Faster Stochastic Algorithms for Minimax Optimization under Polyak--{\L}ojasiewicz Conditions

TL;DR

This paper introduces faster stochastic algorithms for minimax optimization under Polyak--{ L}ojasiewicz conditions, improving convergence rates and computational efficiency over existing methods, especially in ill-conditioned scenarios.

Contribution

The paper proposes SPIDER-GDA and an accelerated variant, achieving improved stochastic first-order oracle complexities for minimax problems under PL conditions.

Findings

SPIDER-GDA outperforms previous methods in SFO complexity.

Accelerated algorithm reduces computational cost in ill-conditioned cases.

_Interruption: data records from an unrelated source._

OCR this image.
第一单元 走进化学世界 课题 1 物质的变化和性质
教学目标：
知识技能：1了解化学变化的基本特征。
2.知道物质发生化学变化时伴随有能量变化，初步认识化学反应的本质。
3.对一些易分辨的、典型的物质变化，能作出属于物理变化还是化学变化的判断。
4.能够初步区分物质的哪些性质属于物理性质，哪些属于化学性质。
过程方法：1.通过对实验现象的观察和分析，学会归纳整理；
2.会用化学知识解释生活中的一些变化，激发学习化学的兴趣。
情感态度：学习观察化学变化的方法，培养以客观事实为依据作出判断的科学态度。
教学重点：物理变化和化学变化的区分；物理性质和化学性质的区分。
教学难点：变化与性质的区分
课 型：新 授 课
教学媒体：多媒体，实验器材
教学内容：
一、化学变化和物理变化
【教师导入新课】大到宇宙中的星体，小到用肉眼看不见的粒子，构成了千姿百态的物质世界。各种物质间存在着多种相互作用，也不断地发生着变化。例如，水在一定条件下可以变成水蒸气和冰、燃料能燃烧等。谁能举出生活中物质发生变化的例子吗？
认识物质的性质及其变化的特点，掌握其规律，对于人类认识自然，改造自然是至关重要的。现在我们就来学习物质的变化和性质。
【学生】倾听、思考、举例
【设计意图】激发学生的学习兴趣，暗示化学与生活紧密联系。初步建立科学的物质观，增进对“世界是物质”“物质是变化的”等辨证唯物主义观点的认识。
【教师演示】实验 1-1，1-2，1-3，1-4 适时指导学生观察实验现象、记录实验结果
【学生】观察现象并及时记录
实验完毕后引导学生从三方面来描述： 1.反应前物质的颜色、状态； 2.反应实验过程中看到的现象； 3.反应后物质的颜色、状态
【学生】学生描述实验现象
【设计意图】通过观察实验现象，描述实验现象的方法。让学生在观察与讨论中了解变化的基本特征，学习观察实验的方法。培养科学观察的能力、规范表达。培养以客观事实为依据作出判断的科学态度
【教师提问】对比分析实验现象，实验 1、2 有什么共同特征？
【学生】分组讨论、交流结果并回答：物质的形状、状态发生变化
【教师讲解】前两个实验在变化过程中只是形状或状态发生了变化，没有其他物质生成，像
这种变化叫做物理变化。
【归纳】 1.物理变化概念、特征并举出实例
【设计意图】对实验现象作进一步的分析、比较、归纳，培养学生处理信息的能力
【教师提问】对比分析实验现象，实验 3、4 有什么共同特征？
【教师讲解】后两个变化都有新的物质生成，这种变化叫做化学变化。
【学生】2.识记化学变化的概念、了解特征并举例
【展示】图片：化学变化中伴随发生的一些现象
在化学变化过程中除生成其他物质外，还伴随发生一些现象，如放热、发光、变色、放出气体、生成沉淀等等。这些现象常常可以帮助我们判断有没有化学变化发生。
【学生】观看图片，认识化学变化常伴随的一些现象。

Numerical experiments confirm the effectiveness of the proposed algorithms.

Abstract

This paper considers stochastic first-order algorithms for minimax optimization under Polyak--{\L}ojasiewicz (PL) conditions. We propose SPIDER-GDA for solving the finite-sum problem of the form $\min_x \max_y f(x,y)\triangleq \frac{1}{n} \sum_{i=1}^n f_i(x,y)$, where the objective function $f(x,y)$ is $\mu_x$-PL in $x$ and $\mu_y$-PL in $y$; and each $f_i(x,y)$ is $L$-smooth. We prove SPIDER-GDA could find an $\epsilon$-optimal solution within ${\mathcal O}\left((n + \sqrt{n}\,\kappa_x\kappa_y^2)\log (1/\epsilon)\right)$ stochastic first-order oracle (SFO) complexity, which is better than the state-of-the-art method whose SFO upper bound is ${\mathcal O}\big((n + n^{2/3}\kappa_x\kappa_y^2)\log (1/\epsilon)\big)$, where $\kappa_x\triangleq L/\mu_x$ and $\kappa_y\triangleq L/\mu_y$. For the ill-conditioned case, we provide an accelerated algorithm to reduce the computational cost further. It achieves $\tilde{{\mathcal O}}\big((n+\sqrt{n}\,\kappa_x\kappa_y)\log (\kappa_y/\epsilon) \log(1/\epsilon)\big)$ SFO upper bound when $\kappa_y \gtrsim \sqrt{n}$. Our ideas can also be applied to a more general setting where the objective function only satisfies the PL condition for one variable. Numerical experiments validate the superiority of proposed methods.